The Michigan Supreme Court is eyeing a change to the state's rules of professional conduct that would allow attorneys to help certain clients out with transportation and other amenities during court proceedings, potentially furthering the court's recent focus on increasing access to justice in the state.
The proposed rule change to the Michigan Rules of Professional Conduct, which was published in an order on Wednesday, would give lawyers practicing in Michigan the go-ahead to help pro bono, "indigent" clients with transportation to and from court, food and lodging during multi-day court proceedings, as well as help to provide such clients with courtroom-appropriate clothing. The rule change would provide an exception to the rule barring lawyers from giving financially to their clients as long as the client is represented at no cost and the lawyer does not seek reimbursement for the services.
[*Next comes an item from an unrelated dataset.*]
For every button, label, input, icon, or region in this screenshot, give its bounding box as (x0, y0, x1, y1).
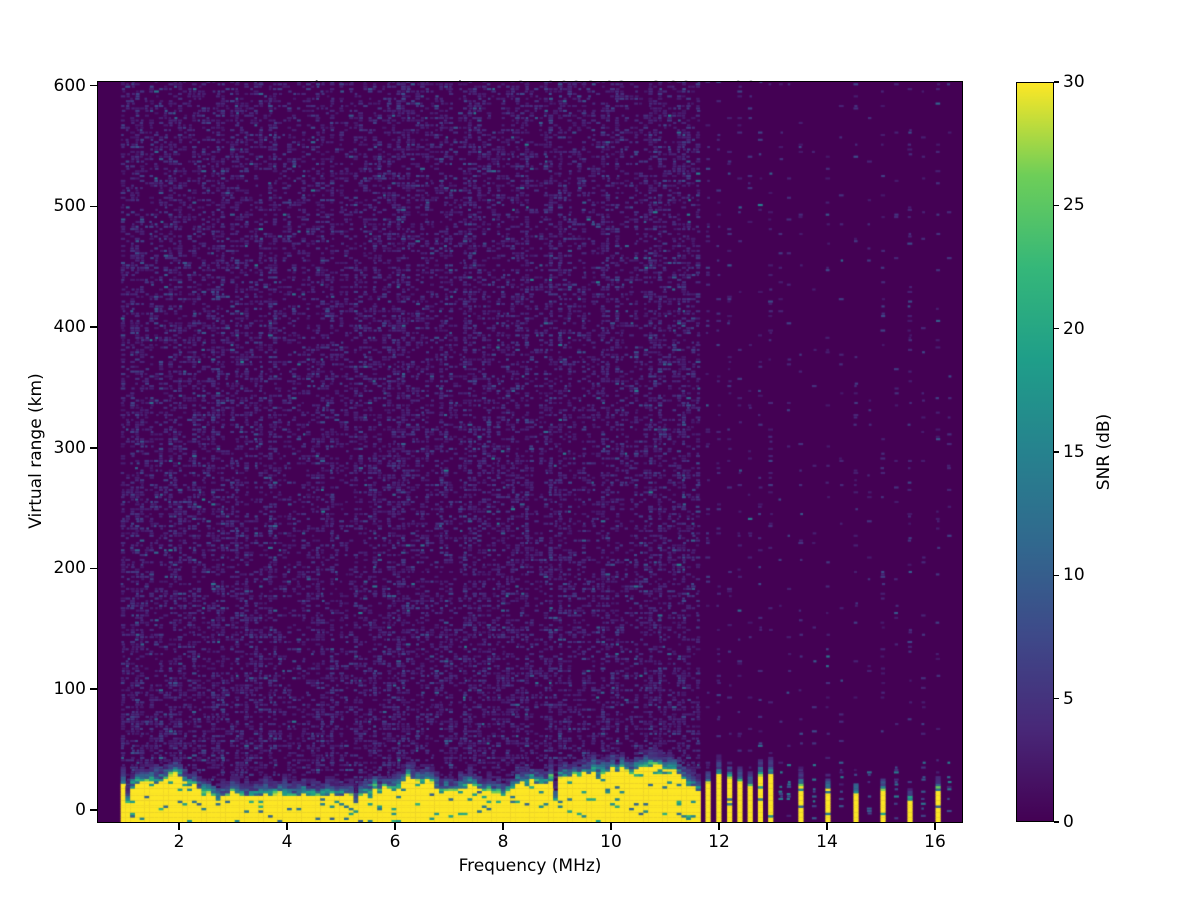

"The lawyer can assist the client with needs that frustrate the client's access to the justice system in the specific matter for which the representation was undertaken, while still preserving the nature of the attorney-client relationship," the proposed language for the rule change states. "For purposes of this rule, indigent is defined as people who are unable, without substantial financial hardship to themselves and their dependents, to obtain competent, qualified legal representation on their own."
According to the order, the court is currently considering the amendment of Rule 1.8, which will be considered at a public hearing in the fall. Interested parties can submit comments to the proposed rule change by July 1, 2023, the order states. When the justices hear the proposed amendment at the meeting next fall, they'll typically either make a decision that day or perhaps ask for more information and research so they can come to a decision at a later date, a representative from the Michigan Supreme Court told Law360 Pulse on Thursday.
The proposed rule change comes at a time when access to justice issues are a big focus for the court. After Justice Elizabeth T. Clement became chief justice in January, she said that one of the court's priorities would be making access to the state justice system more welcoming and easier to navigate for minors.
"We have the opportunity in 2023 to make Michigan a national leader in positive outcomes for every child who is engaged with the justice system," Clement said in a statement on Jan. 4.